De un dispensador que había en la pared junto a la puerta, Hunter y Garcia cogieron cada uno un par de guantes de látex azules y se los pusieron.
Con el libro todavía dentro de la bolsa de pruebas, lo primero que notaron ambos detectives fue que la cubierta de cuero negro era más gruesa de lo habitual. No había ningún diseño, inscripción, grabado ni marca de ningún tipo ni en la portada ni en la contraportada.
Lo segundo que les llamó la atención fue que el diario pesaba bastante más que un libro normal, aunque solo parecía tener unas ciento veinte páginas, quizá un poco más. Si se miraba de perfil, era evidente que las páginas no quedaban bien asentadas entre las dos tapas. La mayoría estaban combadas, lo que indicaba que, o bien se habían mojado, o tenían algo pegado, o ambas cosas.
Hunter y Garcia se recolocaron alrededor de la mesa de trabajo antes de que Hunter sacara el libro de la bolsa de pruebas. Luego lo dejó sobre la mesa y lo abrió por la primera página.

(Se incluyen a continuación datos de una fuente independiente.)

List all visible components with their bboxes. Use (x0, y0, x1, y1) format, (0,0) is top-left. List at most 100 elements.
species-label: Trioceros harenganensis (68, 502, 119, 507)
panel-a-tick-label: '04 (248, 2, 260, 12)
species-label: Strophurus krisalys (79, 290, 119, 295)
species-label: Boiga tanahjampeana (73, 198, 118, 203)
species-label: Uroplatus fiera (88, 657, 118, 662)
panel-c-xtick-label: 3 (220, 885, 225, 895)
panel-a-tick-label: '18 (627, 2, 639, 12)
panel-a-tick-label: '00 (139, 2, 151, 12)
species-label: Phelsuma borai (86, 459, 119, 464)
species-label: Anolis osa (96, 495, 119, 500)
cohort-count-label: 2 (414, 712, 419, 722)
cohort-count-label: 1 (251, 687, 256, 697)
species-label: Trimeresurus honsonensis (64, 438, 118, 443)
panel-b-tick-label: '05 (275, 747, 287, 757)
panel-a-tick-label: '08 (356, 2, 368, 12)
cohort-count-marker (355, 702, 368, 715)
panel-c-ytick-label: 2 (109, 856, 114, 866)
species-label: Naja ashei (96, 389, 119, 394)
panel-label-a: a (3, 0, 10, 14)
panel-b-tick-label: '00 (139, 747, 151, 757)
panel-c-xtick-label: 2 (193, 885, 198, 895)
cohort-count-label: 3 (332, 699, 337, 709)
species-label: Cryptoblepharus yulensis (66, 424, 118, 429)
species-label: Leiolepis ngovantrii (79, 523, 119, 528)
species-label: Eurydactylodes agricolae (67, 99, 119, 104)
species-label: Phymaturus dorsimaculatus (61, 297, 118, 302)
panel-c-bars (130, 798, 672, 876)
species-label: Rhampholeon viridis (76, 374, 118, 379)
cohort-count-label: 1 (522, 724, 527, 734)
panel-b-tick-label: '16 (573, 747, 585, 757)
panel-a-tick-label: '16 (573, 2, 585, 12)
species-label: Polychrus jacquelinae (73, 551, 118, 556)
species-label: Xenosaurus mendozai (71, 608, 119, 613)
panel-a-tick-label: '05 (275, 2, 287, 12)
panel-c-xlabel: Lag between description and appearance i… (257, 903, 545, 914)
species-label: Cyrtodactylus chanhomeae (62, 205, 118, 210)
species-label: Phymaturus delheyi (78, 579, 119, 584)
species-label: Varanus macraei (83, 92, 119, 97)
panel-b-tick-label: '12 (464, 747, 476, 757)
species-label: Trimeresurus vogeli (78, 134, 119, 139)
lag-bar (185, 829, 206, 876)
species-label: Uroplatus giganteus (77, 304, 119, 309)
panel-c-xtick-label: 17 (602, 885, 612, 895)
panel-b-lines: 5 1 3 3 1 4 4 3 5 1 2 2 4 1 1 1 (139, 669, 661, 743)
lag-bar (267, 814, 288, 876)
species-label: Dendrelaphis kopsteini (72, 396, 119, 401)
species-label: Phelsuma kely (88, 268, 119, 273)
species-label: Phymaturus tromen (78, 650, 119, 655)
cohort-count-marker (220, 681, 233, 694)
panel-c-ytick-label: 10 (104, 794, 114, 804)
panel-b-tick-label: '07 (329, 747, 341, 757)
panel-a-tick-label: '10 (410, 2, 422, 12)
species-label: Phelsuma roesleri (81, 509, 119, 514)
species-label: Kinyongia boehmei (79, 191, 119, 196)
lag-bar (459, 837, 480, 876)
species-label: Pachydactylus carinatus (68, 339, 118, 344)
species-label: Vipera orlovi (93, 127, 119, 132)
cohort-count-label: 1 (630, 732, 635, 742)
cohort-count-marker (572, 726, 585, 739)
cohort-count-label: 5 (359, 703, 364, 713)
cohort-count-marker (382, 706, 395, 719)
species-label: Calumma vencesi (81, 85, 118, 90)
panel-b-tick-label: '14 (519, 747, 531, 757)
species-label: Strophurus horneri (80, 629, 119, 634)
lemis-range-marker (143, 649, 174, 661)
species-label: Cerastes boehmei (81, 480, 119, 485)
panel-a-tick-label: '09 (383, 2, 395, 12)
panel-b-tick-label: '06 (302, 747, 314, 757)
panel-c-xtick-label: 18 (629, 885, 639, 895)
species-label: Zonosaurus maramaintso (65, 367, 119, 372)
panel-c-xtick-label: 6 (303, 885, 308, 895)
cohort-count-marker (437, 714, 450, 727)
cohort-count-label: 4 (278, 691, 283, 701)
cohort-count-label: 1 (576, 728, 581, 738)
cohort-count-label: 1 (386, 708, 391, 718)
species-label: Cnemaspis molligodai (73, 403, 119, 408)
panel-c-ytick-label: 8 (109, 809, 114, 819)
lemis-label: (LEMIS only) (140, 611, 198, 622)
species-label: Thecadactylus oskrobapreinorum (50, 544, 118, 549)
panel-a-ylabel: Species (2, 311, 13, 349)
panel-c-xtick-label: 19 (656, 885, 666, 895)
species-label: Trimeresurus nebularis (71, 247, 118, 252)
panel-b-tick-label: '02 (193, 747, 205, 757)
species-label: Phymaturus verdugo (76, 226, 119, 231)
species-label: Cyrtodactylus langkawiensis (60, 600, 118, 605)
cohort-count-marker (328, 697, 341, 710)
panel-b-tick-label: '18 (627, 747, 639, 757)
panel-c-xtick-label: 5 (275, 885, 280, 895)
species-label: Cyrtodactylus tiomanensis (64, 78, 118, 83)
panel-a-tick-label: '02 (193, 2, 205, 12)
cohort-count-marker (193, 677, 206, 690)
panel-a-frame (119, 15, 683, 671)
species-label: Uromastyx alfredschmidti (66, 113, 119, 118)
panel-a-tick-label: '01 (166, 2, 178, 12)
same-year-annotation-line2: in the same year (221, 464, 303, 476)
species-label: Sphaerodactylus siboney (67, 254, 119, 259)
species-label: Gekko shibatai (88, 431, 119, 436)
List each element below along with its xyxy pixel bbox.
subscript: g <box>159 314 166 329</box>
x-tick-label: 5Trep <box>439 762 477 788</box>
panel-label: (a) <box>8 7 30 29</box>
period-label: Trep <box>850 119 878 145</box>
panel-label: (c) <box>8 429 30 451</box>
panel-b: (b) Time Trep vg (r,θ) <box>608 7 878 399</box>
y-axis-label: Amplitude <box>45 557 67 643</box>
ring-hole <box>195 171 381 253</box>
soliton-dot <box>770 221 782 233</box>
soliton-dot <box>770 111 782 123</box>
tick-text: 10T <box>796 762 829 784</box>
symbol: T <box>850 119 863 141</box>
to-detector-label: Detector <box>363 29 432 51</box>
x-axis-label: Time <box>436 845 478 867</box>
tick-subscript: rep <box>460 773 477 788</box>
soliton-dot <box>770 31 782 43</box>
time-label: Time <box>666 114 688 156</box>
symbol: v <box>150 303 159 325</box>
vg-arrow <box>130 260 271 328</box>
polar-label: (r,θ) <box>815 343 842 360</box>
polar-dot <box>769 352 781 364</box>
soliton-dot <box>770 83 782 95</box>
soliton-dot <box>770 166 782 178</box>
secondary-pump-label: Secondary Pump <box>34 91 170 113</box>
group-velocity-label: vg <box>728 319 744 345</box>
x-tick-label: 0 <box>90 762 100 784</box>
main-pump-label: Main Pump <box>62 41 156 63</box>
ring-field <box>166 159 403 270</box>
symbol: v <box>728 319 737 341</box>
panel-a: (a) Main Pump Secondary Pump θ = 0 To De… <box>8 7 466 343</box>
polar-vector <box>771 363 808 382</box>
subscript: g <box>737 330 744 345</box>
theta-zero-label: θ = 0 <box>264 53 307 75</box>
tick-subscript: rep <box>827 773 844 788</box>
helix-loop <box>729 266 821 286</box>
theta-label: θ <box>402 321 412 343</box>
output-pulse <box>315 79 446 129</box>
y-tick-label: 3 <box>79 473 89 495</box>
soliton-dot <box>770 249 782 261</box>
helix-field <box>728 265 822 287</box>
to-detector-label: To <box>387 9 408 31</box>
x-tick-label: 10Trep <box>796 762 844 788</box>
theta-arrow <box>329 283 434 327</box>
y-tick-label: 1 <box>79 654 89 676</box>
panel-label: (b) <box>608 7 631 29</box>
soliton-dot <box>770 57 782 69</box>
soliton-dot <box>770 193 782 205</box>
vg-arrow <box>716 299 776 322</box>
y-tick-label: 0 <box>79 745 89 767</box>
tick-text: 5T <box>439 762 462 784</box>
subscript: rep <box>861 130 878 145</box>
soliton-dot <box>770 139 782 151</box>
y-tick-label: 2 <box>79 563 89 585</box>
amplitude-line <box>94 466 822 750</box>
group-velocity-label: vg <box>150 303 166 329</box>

Contrariamente a lo que cabría esperar de un diario personal, no se abría con una página de datos del propietario. Tampoco había nada en la contraportada. Ni nombre ni dirección ni número de teléfono ni correo electrónico… nada.
Hunter y Garcia revisaron rápidamente la primera página.
La entrada también difería de la de un diario normal en que no había fecha ni ningún otro tipo de marca temporal en la parte superior ni en ninguna otra parte de la página. Tampoco había saltos entre párrafos ni divisiones claras, solo una palabra tras otra, formando una línea tras otra en un bloque de texto aparentemente interminable. Pero al menos el autor del diario había utilizado signos de puntuación, lo cual ayudaba a separar sus pensamientos y a hacer el texto menos confuso.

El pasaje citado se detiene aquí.